Les interventions tenues au cours de ce colloque sur la lecture de la Bible à l’Institut Catholique en février 2006, montrent à quel point nos expériences en ce domaine, avec leurs joies et leurs difficultés, se rejoignent. Nous étions d’accord pour penser que la lecture de la Bible est essentielle pour évangéliser notre mémoire et, pourrait-on ajouter, pour évangéliser l’Église elle-même. Dans sa nature divino-humaine, l’Église n’a pas besoin d’être évangélisée car elle est le corps même du Christ, et en même temps elle a besoin de l’être, dans sa nature humaine, car il lui faut à chaque instant surmonter ses défaillances et retourner à la source d’eau vive.

Au point de départ on doit pressentir une soif, un désir, moins de s’informer sur Dieu – encore que toutes les recherches exégétiques soient nécessaires – que d’entrer en communion avec Lui. Certains pensent que le travail en groupe est pesant, que l’on avance plus vite en lisant seul.
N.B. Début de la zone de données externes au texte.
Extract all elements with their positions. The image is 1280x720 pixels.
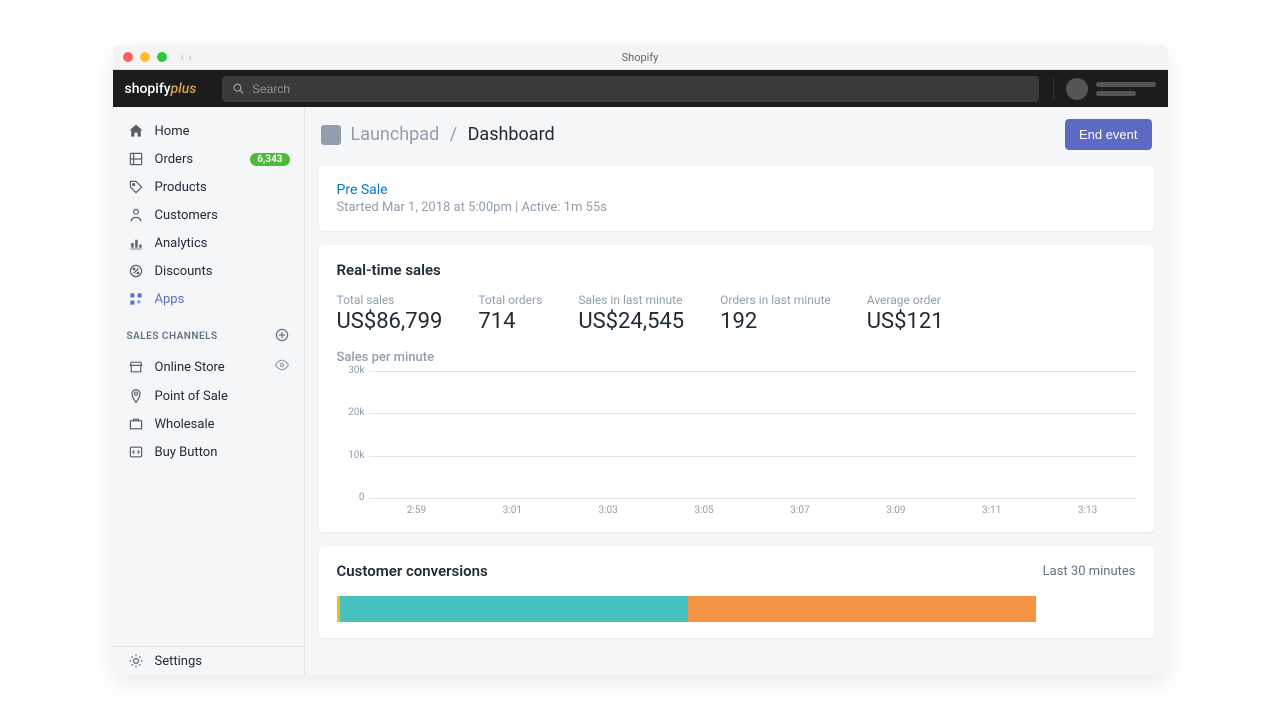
view-store-icon[interactable] bbox=[274, 357, 290, 377]
avatar bbox=[1066, 78, 1088, 100]
sidebar-item-products[interactable]: Products bbox=[113, 173, 304, 201]
event-subtitle: Started Mar 1, 2018 at 5:00pm | Active: … bbox=[337, 200, 1136, 215]
conversion-funnel bbox=[337, 596, 1136, 622]
brand-logo: shopifyplus bbox=[125, 81, 197, 97]
metrics-title: Real-time sales bbox=[337, 261, 1136, 279]
sidebar-item-apps[interactable]: Apps bbox=[113, 285, 304, 313]
titlebar: ‹ › Shopify bbox=[113, 45, 1168, 70]
metric: Average orderUS$121 bbox=[867, 293, 944, 334]
apps-icon bbox=[127, 290, 145, 308]
home-icon bbox=[127, 122, 145, 140]
window-title: Shopify bbox=[622, 51, 659, 64]
nav-arrows: ‹ › bbox=[181, 50, 192, 64]
close-window-button[interactable] bbox=[123, 52, 133, 62]
channel-online-store[interactable]: Online Store bbox=[113, 352, 304, 382]
channels-header: SALES CHANNELS bbox=[113, 313, 304, 352]
sidebar-item-analytics[interactable]: Analytics bbox=[113, 229, 304, 257]
main-content: Launchpad / Dashboard End event Pre Sale… bbox=[305, 107, 1168, 675]
topbar: shopifyplus bbox=[113, 70, 1168, 107]
orders-badge: 6,343 bbox=[250, 153, 289, 166]
user-icon bbox=[127, 206, 145, 224]
channel-buy-button[interactable]: Buy Button bbox=[113, 438, 304, 466]
sidebar-item-home[interactable]: Home bbox=[113, 117, 304, 145]
sidebar: Home Orders 6,343 Products Customers Ana… bbox=[113, 107, 305, 675]
forward-button[interactable]: › bbox=[188, 50, 192, 64]
wholesale-icon bbox=[127, 415, 145, 433]
sidebar-item-customers[interactable]: Customers bbox=[113, 201, 304, 229]
conversions-period: Last 30 minutes bbox=[1043, 564, 1136, 579]
breadcrumb-root[interactable]: Launchpad bbox=[351, 124, 440, 145]
channel-pos[interactable]: Point of Sale bbox=[113, 382, 304, 410]
launchpad-icon bbox=[321, 125, 341, 145]
search-box[interactable] bbox=[222, 76, 1038, 102]
breadcrumb-leaf: Dashboard bbox=[468, 124, 555, 145]
tag-icon bbox=[127, 178, 145, 196]
profile-menu[interactable] bbox=[1053, 78, 1156, 100]
app-window: ‹ › Shopify shopifyplus Home bbox=[113, 45, 1168, 675]
end-event-button[interactable]: End event bbox=[1065, 119, 1152, 150]
channel-wholesale[interactable]: Wholesale bbox=[113, 410, 304, 438]
search-input[interactable] bbox=[252, 82, 1029, 96]
conversions-card: Customer conversions Last 30 minutes bbox=[319, 546, 1154, 638]
metric: Total orders714 bbox=[478, 293, 542, 334]
chart-title: Sales per minute bbox=[337, 350, 1136, 365]
sidebar-item-orders[interactable]: Orders 6,343 bbox=[113, 145, 304, 173]
discount-icon bbox=[127, 262, 145, 280]
sidebar-item-discounts[interactable]: Discounts bbox=[113, 257, 304, 285]
chart-icon bbox=[127, 234, 145, 252]
pin-icon bbox=[127, 387, 145, 405]
metric: Sales in last minuteUS$24,545 bbox=[578, 293, 684, 334]
search-icon bbox=[232, 82, 246, 96]
orders-icon bbox=[127, 150, 145, 168]
sidebar-item-settings[interactable]: Settings bbox=[113, 646, 304, 675]
conversions-title: Customer conversions bbox=[337, 562, 488, 580]
metrics-card: Real-time sales Total salesUS$86,799 Tota… bbox=[319, 245, 1154, 532]
sales-chart: 30k20k10k0 2:593:013:033:053:073:093:113… bbox=[337, 371, 1136, 516]
store-icon bbox=[127, 358, 145, 376]
window-controls bbox=[123, 52, 167, 62]
metric: Orders in last minute192 bbox=[720, 293, 831, 334]
funnel-segment bbox=[340, 596, 688, 622]
event-card: Pre Sale Started Mar 1, 2018 at 5:00pm |… bbox=[319, 166, 1154, 231]
code-icon bbox=[127, 443, 145, 461]
add-channel-button[interactable] bbox=[274, 327, 290, 346]
event-name-link[interactable]: Pre Sale bbox=[337, 182, 1136, 198]
gear-icon bbox=[127, 652, 145, 670]
metric: Total salesUS$86,799 bbox=[337, 293, 443, 334]
minimize-window-button[interactable] bbox=[140, 52, 150, 62]
breadcrumb: Launchpad / Dashboard bbox=[351, 124, 555, 145]
funnel-segment bbox=[688, 596, 1036, 622]
page-header: Launchpad / Dashboard End event bbox=[305, 107, 1168, 162]
back-button[interactable]: ‹ bbox=[181, 50, 185, 64]
maximize-window-button[interactable] bbox=[157, 52, 167, 62]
Ce n’est que partiellement vrai, car il est bon de ne pas construire sa réflexion personnelle seulement à partir de ses propres lectures ou de son appropriation des commentaires. La lecture en groupe avec confrontation de divers points de vue permet un élargissement de ses présupposés intellectuels ou de ses élans de foi dans une mise en commun vivante, organique, où peuvent s’ouvrir des perspectives neuves, où se manifeste l’être même de l’Église serait-ce à une échelle très réduite. N’oublions pas que le partage des Saintes Écritures a, dans l’Église – et un groupe est une petite cellule d’Église – une connotation eucharistique. Les divers récits de la multiplication des pains montrent que c’est après avoir conféré l’enseignement de sa Parole que le Christ donne en nourriture le pain céleste. Pour Saint Jérôme nous consommons la Parole, au cours de la liturgie dite de la Parole, au même titre que nous consommons le pain et le vin au cours de la liturgie eucharistique.

Une lecture divino-humaine

Lire la Bible en groupe, c’est aller à la rencontre de la Parole incarnée de Dieu qui communique sa révélation à l’humanité à travers les Écritures. Au moment choisi par Lui, Dieu nous donne de comprendre sa Parole, c’est ce que l’on pourrait nommer l’incarnation intellectuelle du texte ; elle donne la possibilité d’en faire une lecture divino-humaine. Dans ce cas je suis appelé, à l’écoute de cette Parole, à prendre l’attitude de celui qui se tient devant son Seigneur. Pareille attitude ne fait nullement obstacle à toutes les recherches scientifiques d’ordre historique, sociologique, philologique, que tout homme serait-il non-croyant peut mener à partir de ce texte. Toutefois au regard des croyants, il est en plus sacré, c’est-à-dire porteur de la présence de l’Esprit qui l’a inspiré aux rédacteurs, porteur d’une Parole venue d’ailleurs et adressée à tous les hommes. On perçoit ainsi l’abîme qui sépare un Renan ou tel adepte de la “ démythologisation ” au xxe siècle, et ceux qui croient dans le Christ-Dieu fait homme, mort et ressuscité.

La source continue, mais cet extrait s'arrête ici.